Por. Gª Fajardo, JC. Emérito U.C.M.
Cuando llegaron de vuelta al monasterio, el portero les dijo que había muerto uno de los monjes más antiguos, de los que habían acompañado al anciano desde la primera hora. El portero andaba un poco desazonado porque, al parecer, el viejo monje luchó cuanto pudo en el momento de su muerte y eso no podía comprenderlo.
– Maestro, ¿por qué cuesta tanto desprenderse de los prejuicios, cuando ya sabemos que no coinciden con la realidad?
– Porque nos costó esfuerzo aprenderlos, Sergei. Porque hemos invertido mucha ilusión en adquirirlos y nos enseñaron torpemente que nos darían seguridad.
– ¡Qué obsesión tenemos con la seguridad, Maestro! Como si hubiera algo seguro en esta vida más allá de la certeza de la muerte.
– Sí, Sergei, pero es el temor a lo desconocido lo que nos hace aferrarnos a cualquier cosa, persona o norma.
– ¿Qué es la muerte, Maestro?
– El envés de la vida, Sergei. O el haz, ¡vete tú a saber! En el instante de nacer ya comenzamos a desvivirnos. No hay célula que dure más de siete años. No hay nada en nosotros que haya estado en el vientre de nuestras madres. Somos memoria, Sergei, dentro de un proceso dinámico e inefable.
– Maestro, ¿tú no temes a la muerte?
– Ya no, Sergei, ya no. Si acaso, cada día, siento una especie de cansancio que prefiero no interpretar porque, ese estar alerta, facilita la maduración requerida. (Así me sucedió ayer a mí y traté de capearlo porque, “a veces es mejor descansar” y dejar que pase la murria o el dolor o el rencor o la inquietud que sea. Y ya veis cómo me encuentro hoy, entre otras cosas porque “tengo una cita” con cada uno de vosotros, rdm y esto ayuda) De lo contrario, nos volveríamos de cara a la pared, y nos dejaríamos morir. Sé que la muerte no es el fin de nada sino la transformación de la apariencia.
– Entonces, al morir, ¿no perdemos la vida?
– ¡No, Sergei! – dijo el anciano riéndose -. No perdemos nada. Tan sólo se transforma el envoltorio de esa energía.
– ¡Pero es que nadie regresó de allá para tranquilizarnos, Venerable Señor!
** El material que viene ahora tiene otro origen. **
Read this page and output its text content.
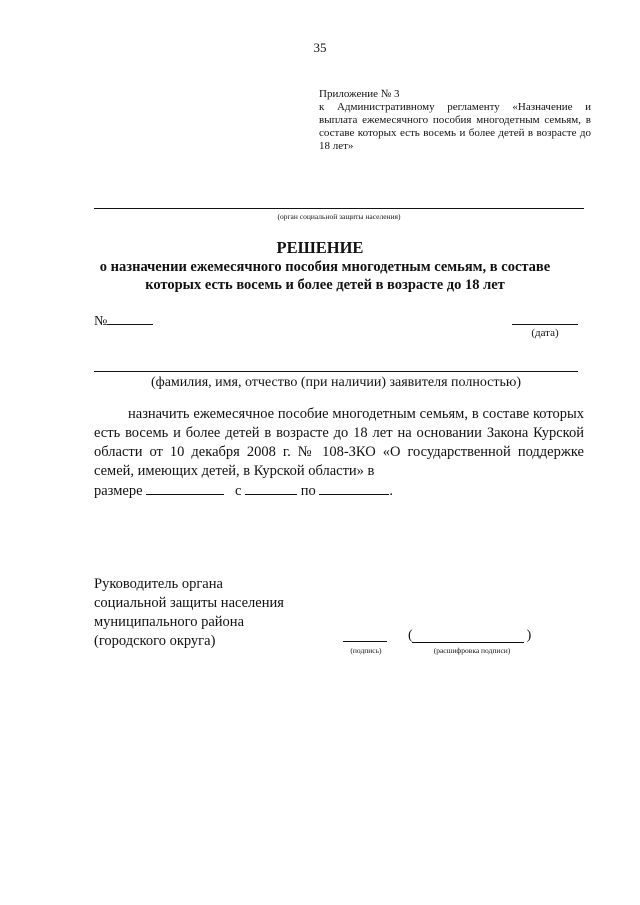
35
Приложение № 3
к Административному регламенту «Назначение и выплата ежемесячного пособия многодетным семьям, в составе которых есть восемь и более детей в возрасте до 18 лет»
(орган социальной защиты населения)
РЕШЕНИЕ
о назначении ежемесячного пособия многодетным семьям, в составе которых есть восемь и более детей в возрасте до 18 лет
№
(дата)
(фамилия, имя, отчество (при наличии) заявителя полностью)
назначить ежемесячное пособие многодетным семьям, в составе которых есть восемь и более детей в возрасте до 18 лет на основании Закона Курской области от 10 декабря 2008 г. № 108-ЗКО «О государственной поддержке семей, имеющих детей, в Курской области» в
размере	с	по	.
Руководитель органа
социальной защиты населения
муниципального района
(городского округа)
(подпись)
(	)
(расшифровка подписи)
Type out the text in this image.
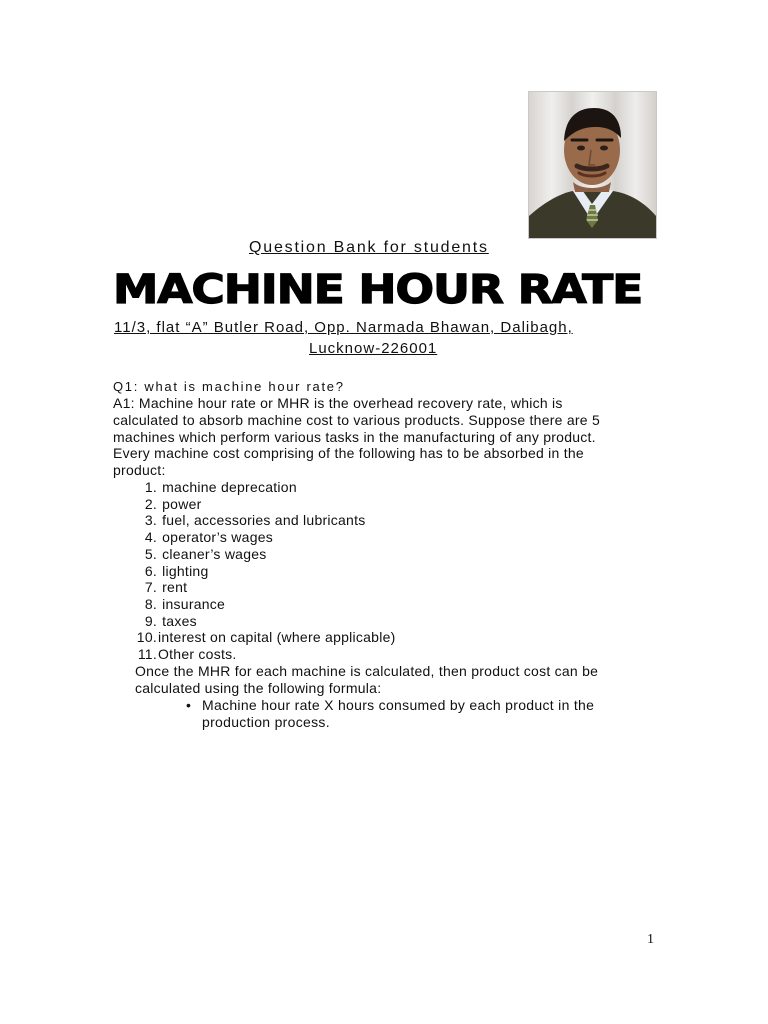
Question Bank for students
MACHINE HOUR RATE
11/3, flat “A” Butler Road, Opp. Narmada Bhawan, Dalibagh,
Lucknow-226001
Q1: what is machine hour rate?
A1: Machine hour rate or MHR is the overhead recovery rate, which is
calculated to absorb machine cost to various products. Suppose there are 5
machines which perform various tasks in the manufacturing of any product.
Every machine cost comprising of the following has to be absorbed in the
product:
1. machine deprecation
2. power
3. fuel, accessories and lubricants
4. operator’s wages
5. cleaner’s wages
6. lighting
7. rent
8. insurance
9. taxes
10.interest on capital (where applicable)
11.Other costs.
Once the MHR for each machine is calculated, then product cost can be
calculated using the following formula:
• Machine hour rate X hours consumed by each product in the
production process.
1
– Escucha este cuento, Sergei, antes de ir a preparar el té, y así pones algo de luz en la oscuridad de tus miedos.
“Estaba agonizando un anciano monje que había alcanzado la paz y la difundía a su alrededor. Era famoso en su monasterio por su sonrisa perenne. Pero los discípulos lloraban a su alrededor, dando a entender que no habían comprendido sus enseñanzas. Entonces, el anciano lanzó tres sonoras carcajadas.
– “Pero, Señor -dijeron asombrados los monjes-, ¿cómo puedes reír en este trance mientras nosotros lloramos?
– Por eso, porque no comprendéis que se trata de un tránsito. La primera carcajada es por vuestro temor a la muerte. La segunda, porque veo que no estáis preparados para afrontarla, y la tercera, es porque yo paso de las fatigas de esta vida al descanso, mientras que vosotros seguís ahí con lamentos”. Y, dicho esto, el anciano cerró los ojos apaciblemente invadido por inebriantes endorfinas. ¿Te ha gustado, Sergei?”
– Bueno, Maestro, tomaré esta reflexión como consejera y trataré de vivir a tope todo lo que pueda. ¡Vámonos a tomar el té bien especiado y con galletas de jengibre a la menta!